Indeed, several lines of in silico analyses suggested these 12 vFAD genes are functional (Fig. 4). First, the deduced amino acid sequences of the 12 vFAD revealed that they encoded the well-conserved three histidine cluster motifs (Fig. S8 [40]). Second, 11 of the 12 vFAD encoded the three conserved histidine motifs (Fig. S8A [40]), with the 12th vFAD (SB_NODE_339_gene-12) encoding other histidine cluster motifs (Fig. S8B [40]). Third, analysis of predicted protein sequences from the 12 vFAD using Phyre2 (78) showed that all had 100% confidence scores (except one with 99.8%) that linked them to a stearoyl-coenzyme A (CoA) desaturase, 4ZYO_A, which introduces a double bond at the Δ9 position (the bond between carbons 9 and 10) of saturated fatty stearoyl- or palmitoyl-CoA (79). Based on motif sharing with cyanobacterial FAD proteins and 4ZYO_A, we deduced the vFAD from SB_NODE_339_gene-12 might introduce the double bond at carbon Δ6, while the other 11 vFAD might work with carbon Δ9 for desaturation (80–82).

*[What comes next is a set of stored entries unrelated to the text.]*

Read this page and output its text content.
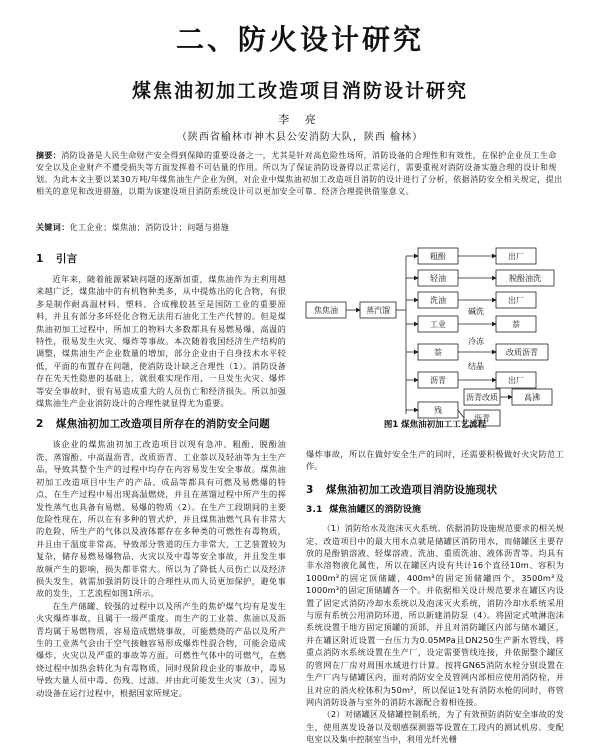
二、防火设计研究
煤焦油初加工改造项目消防设计研究
李 亮
（陕西省榆林市神木县公安消防大队，陕西 榆林）
摘要：消防设备是人民生命财产安全得到保障的重要设备之一，尤其是针对高危险性场所，消防设备的合理性和有效性，在保护企业员工生命安全以及企业财产不遭受损失等方面发挥着不可估量的作用。所以为了保证消防设备得以正常运行，需要重视对消防设备实施合理的设计和规划。为此本文主要以某30万吨/年煤焦油生产企业为例，对企业中煤焦油初加工改造项目消防的设计进行了分析，依据消防安全相关规定，提出相关的意见和改进措施，以期为该建设项目消防系统设计可以更加安全可靠、经济合理提供借鉴意义。
关键词：化工企业；煤焦油；消防设计；问题与措施
1 引言

近年来，随着能源紧缺问题的逐渐加重，煤焦油作为主利用越来越广泛，煤焦油中的有机物种类多，从中提炼出的化合物，有很多是制作耐高温材料、塑料、合成橡胶甚至是国防工业的重要原料，并且有部分多环烃化合物无法用石油化工生产代替的。但是煤焦油初加工过程中，所加工的物料大多数都具有易燃易爆、高温的特性，很易发生火灾、爆炸等事故。本次随着我国经济生产结构的调整，煤焦油生产企业数量的增加，部分企业由于自身技术水平较低，平面的布置存在问题，使消防设计缺乏合理性（1）。消防设备存在先天性隐患的基础上，就很难实现作用，一旦发生火灾、爆炸等安全事故时，很有易造成重大的人员伤亡和经济损失。所以加强煤焦油生产企业消防设计的合理性就显得尤为重要。

2 煤焦油初加工改造项目所存在的消防安全问题

该企业的煤焦油初加工改造项目以现有急冲、粗酚、脱酚油洗、蒸馏酚、中高温沥青、改质沥青、工业萘以及轻油等为主生产品，导致其整个生产的过程中均存在内容易发生安全事故。煤焦油初加工改造项目中生产的产品、成品等都具有可燃及易燃爆的特点，在生产过程中易出现高温燃烧，并且在蒸馏过程中所产生的挥发性蒸气也具备有易燃、易爆的物质（2）。在生产工段期间的主要危险性现在，所以在有多种的管式炉，并且煤焦油燃气具有非常大的危险，所生产的气体以及液体都存在多种类的可燃性有毒物质，并且由于温度非常高，导致部分管道的压力非常大，工艺装置较为复杂，储存易燃易爆物品、火灾以及中毒等安全事故，并且发生事故频产生的影响，损失都非常大。所以为了降低人员伤亡以及经济损失发生，就需加强消防设计的合理性从而人员更加保护，避免事故的发生，工艺流程如图1所示。

在生产储罐、较强的过程中以及所产生的焦炉煤气均有是发生火灾爆炸事故，且属于一级严重度。而生产的工业萘、焦油以及沥青均属于易燃物质，容易造成燃烧事故，可能燃烧的产品以及所产生的工业蒸气会由于空气接触容易形成爆炸性混合物，可能会造成爆炸、火灾以及严重的事故等方面。可燃性气体中的可燃气，在燃烧过程中加热会转化为有毒物质，同时现阶段企业的事故中，毒易导致大量人员中毒、伤残、过滤、并由此可能发生火灾（3）。因为动设备在运行过程中，根据国家所规定。

焦焦油	蒸汽馏
粗酚
轻油
洗油
工业
萘
沥青
残
出厂
脱酚油洗
出厂
萘
改质沥青
出厂
沥青改质	高沸
沥青
冷冻
结晶
碱洗
图1 煤焦油初加工工艺流程

爆炸事故，所以在做好安全生产的同时，还需要积极做好火灾防范工作。

3 煤焦油初加工改造项目消防设施现状
3.1 煤焦油罐区的消防设施

（1）消防给水及泡沫灭火系统。依据消防设施规范要求的相关规定，改造项目中的最大用水点就是储罐区消防用水，而储罐区主要存放的是酚钠溶液、轻煤溶液、洗油、重质洗油、液体沥青等。均具有非水溶物液化属性，所以在罐区内设有共计16个直径10m、容积为1000m³的固定顶储罐，400m³的固定顶储罐四个，3500m³及1000m³的固定顶储罐各一个。并依据相关设计规范要求在罐区内设置了固定式消防冷却水系统以及泡沫灭火系统，消防冷却水系统采用与原有系统公用消防环道，所以新建消防泵（4）。将固定式喷淋泡沫系统设置于地方固定顶罐的顶部，并且对消防罐区内部与储水罐区，并在罐区附近设置一台压力为0.05MPa且DN250生产新水管线，将重点消防水系统设置在生产厂，设定需要管线连接，并依据整个罐区的管网在厂房对周围水域进行计算。按将GN65消防水栓分别设置在生产厂内与储罐区内，面对消防安全及管网内部相应使用消防栓，并且对应的消火栓体积为50m²，所以保证1处有消防水枪的同时，将管网内消防设备与室外的消防水源配合着相连接。

（2）对储罐区及储罐控制系统，为了有效预防消防安全事故的发生，使用蒸发设备以及烟感探测器等设置在工段内的测试机房、变配电室以及集中控制室当中，利用光纤光栅
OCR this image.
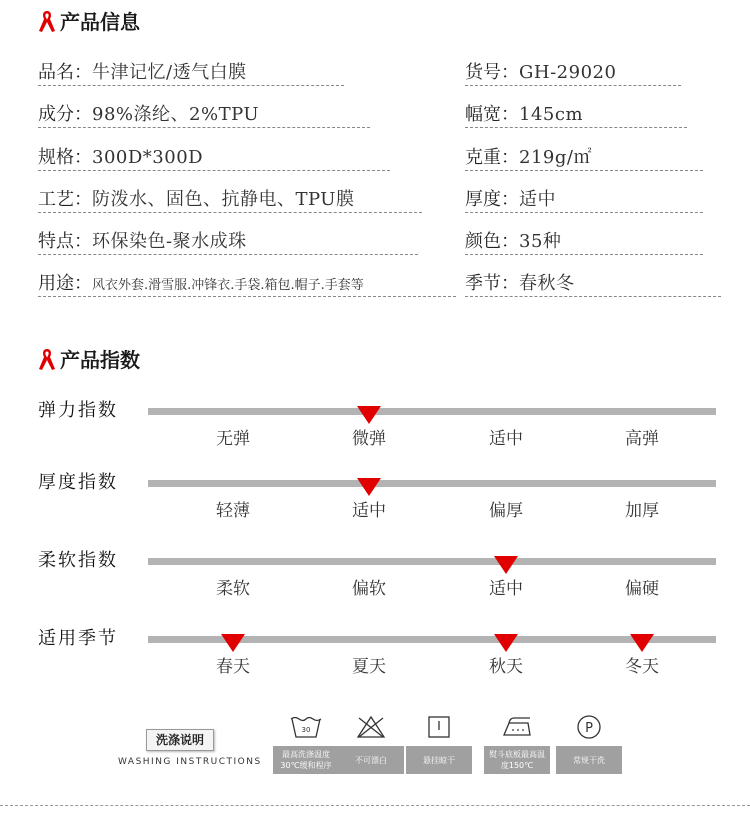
产品信息
品名：牛津记忆/透气白膜	货号：GH-29020
成分：98%涤纶、2%TPU	幅宽：145cm
规格：300D*300D	克重：219g/㎡
工艺：防泼水、固色、抗静电、TPU膜	厚度：适中
特点：环保染色-聚水成珠	颜色：35种
用途：风衣外套.滑雪服.冲锋衣.手袋.箱包.帽子.手套等	季节：春秋冬
产品指数
弹力指数
无弹	微弹	适中	高弹
厚度指数
轻薄	适中	偏厚	加厚
柔软指数
柔软	偏软	适中	偏硬
适用季节
春天	夏天	秋天	冬天
洗涤说明
WASHING INSTRUCTIONS
30
最高洗涤温度30℃缓和程序
不可漂白	悬挂晾干
熨斗底板最高温度150℃
P
常规干洗
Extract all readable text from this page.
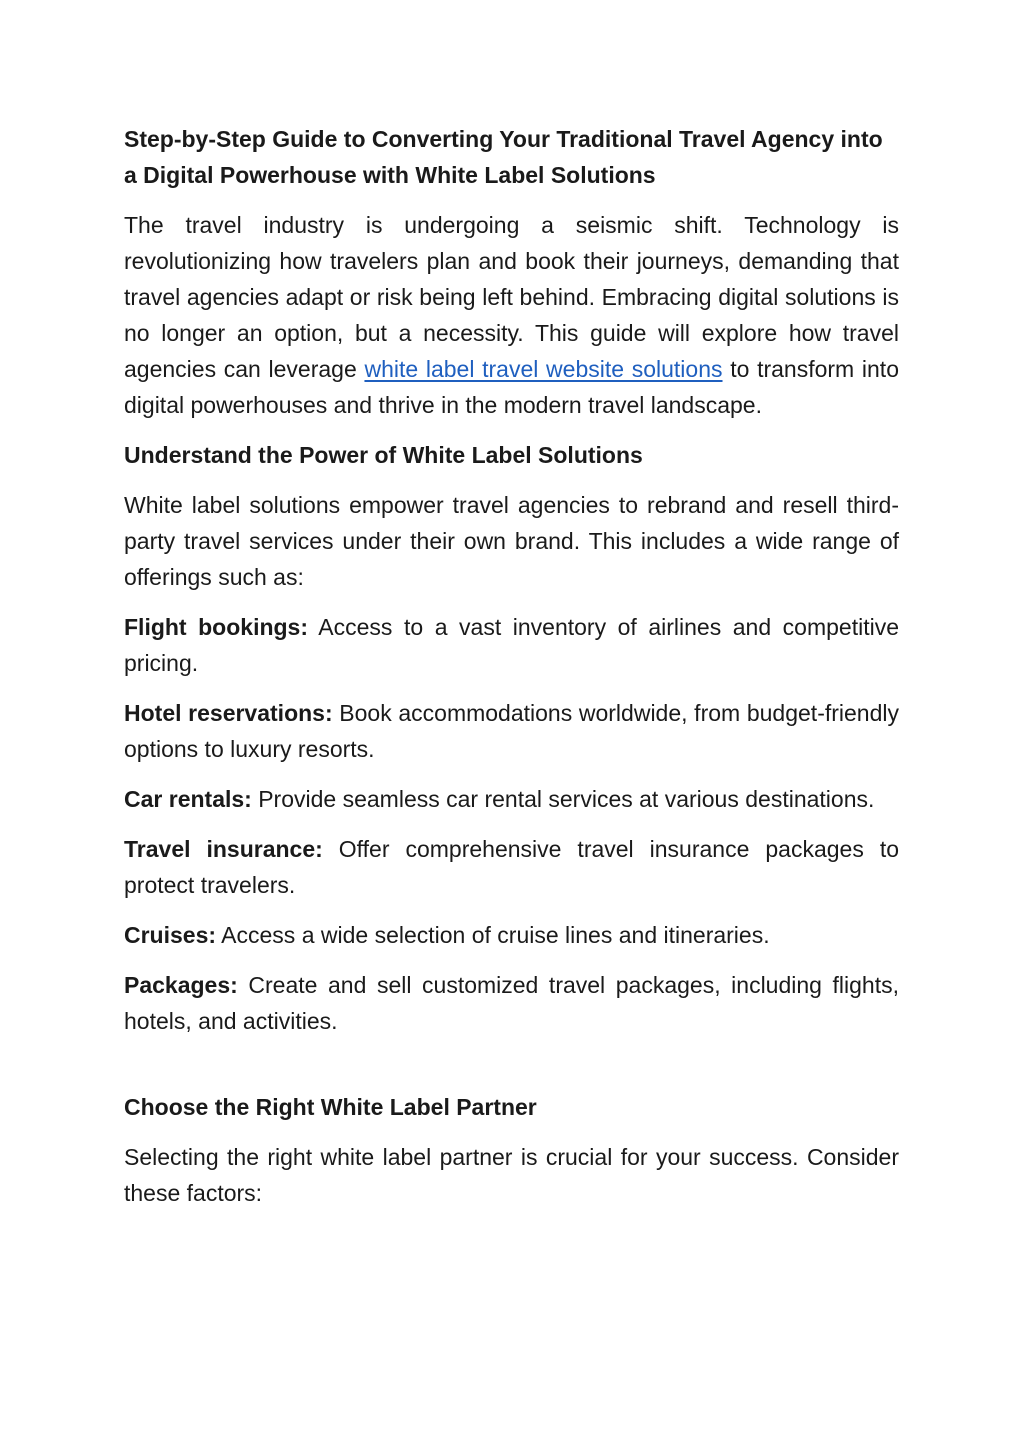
Step-by-Step Guide to Converting Your Traditional Travel Agency into a Digital Powerhouse with White Label Solutions

The travel industry is undergoing a seismic shift. Technology is revolutionizing how travelers plan and book their journeys, demanding that travel agencies adapt or risk being left behind. Embracing digital solutions is no longer an option, but a necessity. This guide will explore how travel agencies can leverage white label travel website solutions to transform into digital powerhouses and thrive in the modern travel landscape.

Understand the Power of White Label Solutions

White label solutions empower travel agencies to rebrand and resell third-party travel services under their own brand. This includes a wide range of offerings such as:

Flight bookings: Access to a vast inventory of airlines and competitive pricing.

Hotel reservations: Book accommodations worldwide, from budget-friendly options to luxury resorts.

Car rentals: Provide seamless car rental services at various destinations.

Travel insurance: Offer comprehensive travel insurance packages to protect travelers.

Cruises: Access a wide selection of cruise lines and itineraries.

Packages: Create and sell customized travel packages, including flights, hotels, and activities.

Choose the Right White Label Partner

Selecting the right white label partner is crucial for your success. Consider these factors:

Together, these results suggest that these viruses from cryopeg brine and sea-ice environments obtained FAD from their host through HGT and encode AMGs capable of altering host membrane fluidity. Although future experiments are necessary to validate the activity and function of these virus-encoded proteins, and information (e.g., lytic versus lysogenic lifestyles) for these vFAD-carrying phages is limited, the evidence that currently exists suggests they are functional, leading us to hypothesize a conceptual model for their impacts (Fig. 5). Specifically, we propose that vFAD-carrying phages help their hosts to desaturate membrane fatty acids and increase membrane fluidity, and that these changes could increase host tolerance to cold and salt conditions over the course of an infection cycle. For the virus, we posit that this ability alters host membrane structure to promote viral infection and/or virion assembly and release via host lysis or membrane budding, as seen in other systems (83).
Potential model for the activity of virus-encoded fatty acid desaturase (vFAD). vFAD genes are hypothesized to be expressed upon viral entry into the host. This expression would result in increased unsaturation of fatty acids in the host’s cytoplasmic membrane, which would increase membrane fluidity and potentially reduce cryogenic and osmotic stress. Meanwhile, altered membrane fluidity would assist the virus with infection, genome replication, and/or virion release by lysis or membrane budding.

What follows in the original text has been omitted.